My point was that as long as AMD still lags significantly behind NVidia in the performance per watt category, they won't be able to catch up and reach parity. Take the recently released Titan Xp for example. Its' advertised Tflop rating is 12, but in reality it's closer to, or slightly above 13 due to boost. And this is in a 250w TDP envelope.
Thats fine, but its really just throw away words. What you need to look at is what causes high energy usage.
1. Data movement
2. pushing the voltage/clocks/circuit curve
3. executing things you don't need to
To hit 12.5 TFlops at 300w, AMD will likely require an AiO cooler a la Fury X, which just emphasizes what I'm saying.
Except the part where its stated that they are DC passively cooled parts, which means they have the shared cooling of the chassis fans .
I'll give credit to AMD though, they have certainly come a long way since Fiji when it comes to performance per watt, and with Vega, I hope they take it even further. But they will need much more to be on somewhat equal footing with NVidia.
So
1. If they actually increased GCN wavefront occupancy ( higher IPC) thats more performance for no power cost ( see GCN develop doc to understand how GCN executes data)

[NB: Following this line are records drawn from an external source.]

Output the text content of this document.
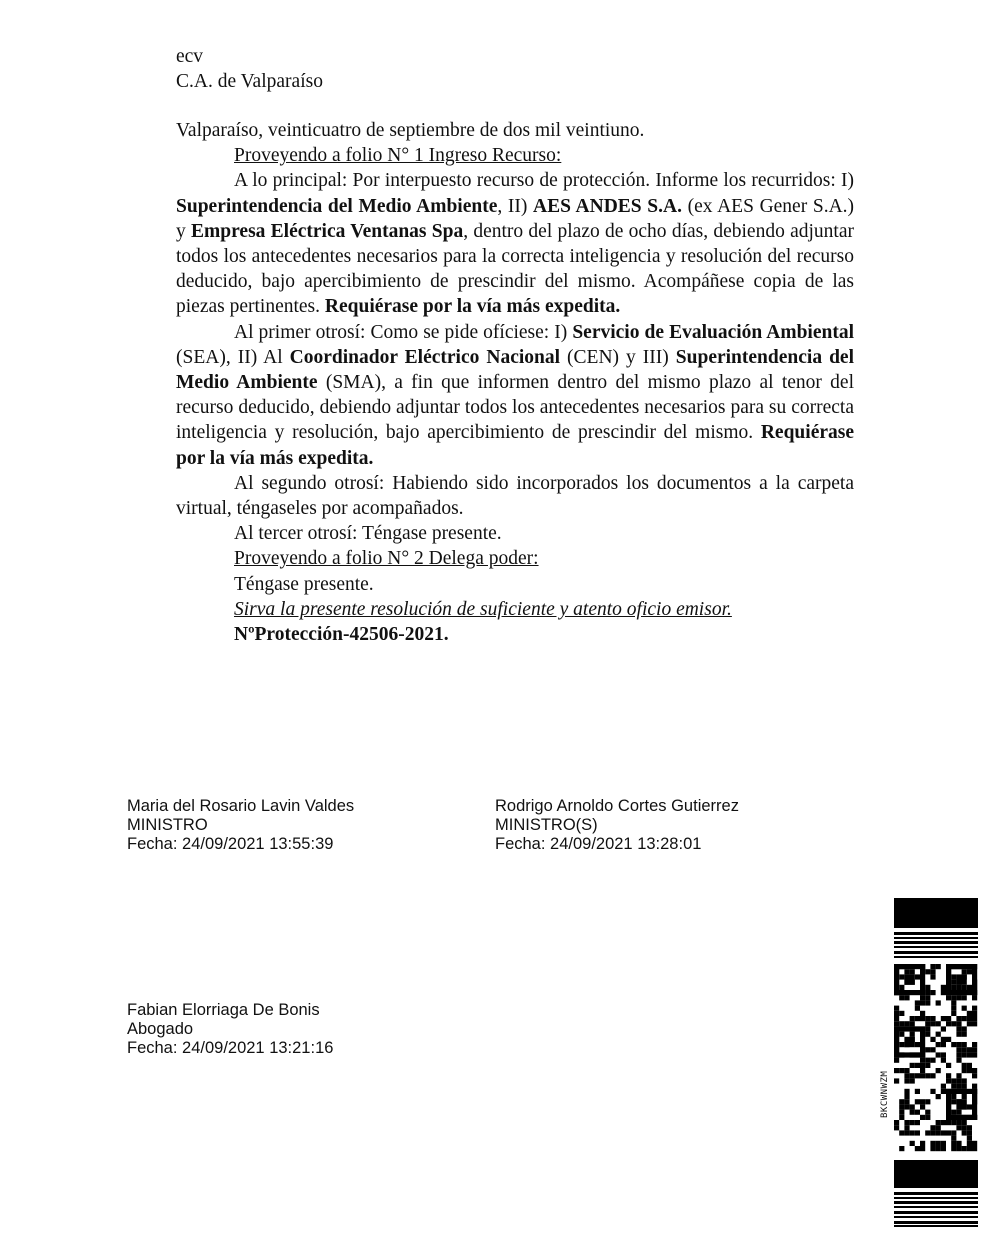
ecv
C.A. de Valparaíso

Valparaíso, veinticuatro de septiembre de dos mil veintiuno.

Proveyendo a folio N° 1 Ingreso Recurso:

A lo principal: Por interpuesto recurso de protección. Informe los recurridos: I) Superintendencia del Medio Ambiente, II) AES ANDES S.A. (ex AES Gener S.A.) y Empresa Eléctrica Ventanas Spa, dentro del plazo de ocho días, debiendo adjuntar todos los antecedentes necesarios para la correcta inteligencia y resolución del recurso deducido, bajo apercibimiento de prescindir del mismo. Acompáñese copia de las piezas pertinentes. Requiérase por la vía más expedita.

Al primer otrosí: Como se pide ofíciese: I) Servicio de Evaluación Ambiental (SEA), II) Al Coordinador Eléctrico Nacional (CEN) y III) Superintendencia del Medio Ambiente (SMA), a fin que informen dentro del mismo plazo al tenor del recurso deducido, debiendo adjuntar todos los antecedentes necesarios para su correcta inteligencia y resolución, bajo apercibimiento de prescindir del mismo. Requiérase por la vía más expedita.

Al segundo otrosí: Habiendo sido incorporados los documentos a la carpeta virtual, téngaseles por acompañados.

Al tercer otrosí: Téngase presente.

Proveyendo a folio N° 2 Delega poder:

Téngase presente.

Sirva la presente resolución de suficiente y atento oficio emisor.

NºProtección-42506-2021.

Maria del Rosario Lavin Valdes
MINISTRO
Fecha: 24/09/2021 13:55:39
Rodrigo Arnoldo Cortes Gutierrez
MINISTRO(S)
Fecha: 24/09/2021 13:28:01
Fabian Elorriaga De Bonis
Abogado
Fecha: 24/09/2021 13:21:16
BKCWNWZM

2. If they actually have refactored the pipelines to increase clocks that will be more performance for no power cost/same perf for less power cost
3. If they actually have the ROP cache in L2 that is
more performance and less power at the same clock
You then have the other stuff which we have no idea what/where it will be used, the TBR, primitive shaders , cache controller ( if it actually helps prefetching into GPU L2 etc that could save alot of power).
Look at what changed between Kepler and Maxwell and what didn't change on AMD's side, they refactored there "CUDA cores" for higher clocks and they refactored their ROP's for much higher efficiency, that's the point they pulled away from AMD. NV always had a geometry perf advantage which AMD finally fixed in Polaris.
I think a lot of the issue with Polaris was that people expected to see the things described in some of the new GCN based patents to be in it and none of them where, but given the much more explicit slideware for Vega it looks they will be in Vega, the question is which idea's and to what degree ( in Zen they idea's end up in more advanced form then what was described in the patents).
The proof will be in the pudding and we will have to wait and see. But just like the last 2 years in the Zen threads, when every troll was running with sandy bridge IPC and max 3.0ghz clock when you look at where the architectural issues were, you looked at the published information (compiler notes/slide ware etc) and you looked at the available patents there was no logic to that position. To me i see much of the same stuff going on here as well.
We will have to wait and see what GV,102,104,106,107,108,etc bring which could change this calculation but i think at this point its obvious that Gx100's are now a significant departure in terms of ALU design then the rest of the Geforce stack.